It was a glorious morning and it was a shame to be leaving our tranquil surroundings at Willow Bend on the banks of the Darling River. The swans, ducks and constant activity from a variety of birds along the river made for such a lovely relaxing stay.

Several hours and several hundred kilometres further along we arrived in Broken Hill.  The streets were deserted for it was a Sunday and we found it hard to get a real feel for the essence of the town.  The main street was lined with an array of impressive buildings which would have any architectural fan in raptures.  The back streets were filled with charming little workman cottages, row upon row all neatly set side by side, a living history of this most interesting town.

We had decided to base ourselves out at Silverton for our time in the area and enjoyed the 25 kilometres drive along undulating road (there is said to be 39 dips between Broken Hill and Silverton).  The landscape was not unlike that of the Pilbara with rich red soil and a low growing soft yellowy green foliage.

The only camping area in Silverton is at Penrose Park an old sporting complex with fields, ovals and courts scattered throughout.  We found ourselves a fabulous little grassy site right beside a big rotunda and set up camp.  It was so nice to step out onto such thick lush grass and to be able to sit up in the rotunda overlooking the grounds.

Taking a drive around Silverton, its wide gravel streets and stunning stone houses built in the late 1800's had us feeling like we had driven onto a movie set.  There is no wonder this town has featured in so many flicks over the years.  We ventured into a couple of the galleries and businesses before going out to Mundi Mundi Lookout.  The lookout offers spectacular views over the Mundi Mundi Plains from which it is said you can see the curvature of the earth with the naked eye.

We dropped the car back at the park and took the heritage walk across into town, we walked through the donkey fence and out of the park and the path disappeared!  Across the wide red expanse of the creek bed lined with massive red river gums we found the other end of the track and headed straight to the Silverton Hotel.

This hotel was a fantastic little country pub, oozing charm.  A blend of friendly staff, interesting memorabilia, nice clientele and to top it off a stunning stone building steeped in history.  We got talking to Patsy and her husband Pete, the current owners.  Patsy grew up in Silverton and lived opposite the pub, kicking the football along the gravel road just as kids do today, despite all the progress out in the big wide world not much has changed in Silverton and that is what is so very charming about it.  As much as Broken Hill would love Silverton to fall under its jurisdiction it is independent and hopes to stay that way with just a town committee.

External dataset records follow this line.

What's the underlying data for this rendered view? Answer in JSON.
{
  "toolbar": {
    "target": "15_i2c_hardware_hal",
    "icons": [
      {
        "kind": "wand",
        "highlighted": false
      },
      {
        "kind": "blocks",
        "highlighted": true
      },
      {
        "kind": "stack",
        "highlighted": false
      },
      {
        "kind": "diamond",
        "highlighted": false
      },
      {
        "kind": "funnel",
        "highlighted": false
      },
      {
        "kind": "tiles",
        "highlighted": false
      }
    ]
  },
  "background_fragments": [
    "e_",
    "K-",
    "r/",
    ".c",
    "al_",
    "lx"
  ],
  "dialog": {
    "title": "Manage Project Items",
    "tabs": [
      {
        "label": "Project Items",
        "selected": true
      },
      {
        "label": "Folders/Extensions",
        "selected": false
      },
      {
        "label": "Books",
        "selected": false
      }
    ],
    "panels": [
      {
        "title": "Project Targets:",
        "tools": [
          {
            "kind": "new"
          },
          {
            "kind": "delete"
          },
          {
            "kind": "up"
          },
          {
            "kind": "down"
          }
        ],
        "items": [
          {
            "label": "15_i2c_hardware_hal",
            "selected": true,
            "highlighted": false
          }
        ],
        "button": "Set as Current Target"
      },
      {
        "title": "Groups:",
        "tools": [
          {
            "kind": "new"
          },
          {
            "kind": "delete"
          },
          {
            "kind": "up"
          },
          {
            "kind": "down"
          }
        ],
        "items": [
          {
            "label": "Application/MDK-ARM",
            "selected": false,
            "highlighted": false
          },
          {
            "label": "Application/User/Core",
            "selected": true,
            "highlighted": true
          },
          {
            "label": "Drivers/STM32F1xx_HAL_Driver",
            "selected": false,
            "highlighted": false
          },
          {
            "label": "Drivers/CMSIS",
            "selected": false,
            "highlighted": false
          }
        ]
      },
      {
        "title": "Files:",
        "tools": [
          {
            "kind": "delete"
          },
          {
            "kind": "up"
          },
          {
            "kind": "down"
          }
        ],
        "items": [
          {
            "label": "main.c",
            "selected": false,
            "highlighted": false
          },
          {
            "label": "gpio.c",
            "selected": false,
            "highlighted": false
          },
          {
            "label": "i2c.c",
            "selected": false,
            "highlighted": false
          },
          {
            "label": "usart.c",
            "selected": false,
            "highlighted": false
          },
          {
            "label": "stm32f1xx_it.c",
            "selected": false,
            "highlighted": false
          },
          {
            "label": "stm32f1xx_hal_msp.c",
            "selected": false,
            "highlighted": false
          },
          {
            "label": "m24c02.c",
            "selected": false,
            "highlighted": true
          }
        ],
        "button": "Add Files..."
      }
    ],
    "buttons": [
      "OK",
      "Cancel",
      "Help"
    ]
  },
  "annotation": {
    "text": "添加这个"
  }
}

Having watched as the late afternoon sun lit up the old stone buildings of the town and then the gorgeous sunset transformed the sky it was time to head back to our camp.  To our surprise, despite having acres of land to choose from two couples had decided to set up tents right beside us, so much for being out in big open spaces!  It would not have been that bad only one of the men was the loudest snorer we have ever heard and we just could not drown out his noise.

The following morning we took a quick drive around Silverton in the hope of seeing the two remaining town donkeys we had heard about (there used to be seven) and were not disappointed as they lay in wait along the side of the road.  I only wish I’d had a carrot to give them. 

Once again we rolled along the undulating road into Broken Hill where we grabbed a coffee and planned our day. First it was a walk along the main street, taking a closer look at the architecture before driving up to the Broken Earth Café/Restaurant and memorial. Sitting atop an old mine both buildings are unique and offer sensational views over the town and the Barrier Ranges.  With heavy rains having fallen several weeks prior to our visit we were treated to unusually green countryside.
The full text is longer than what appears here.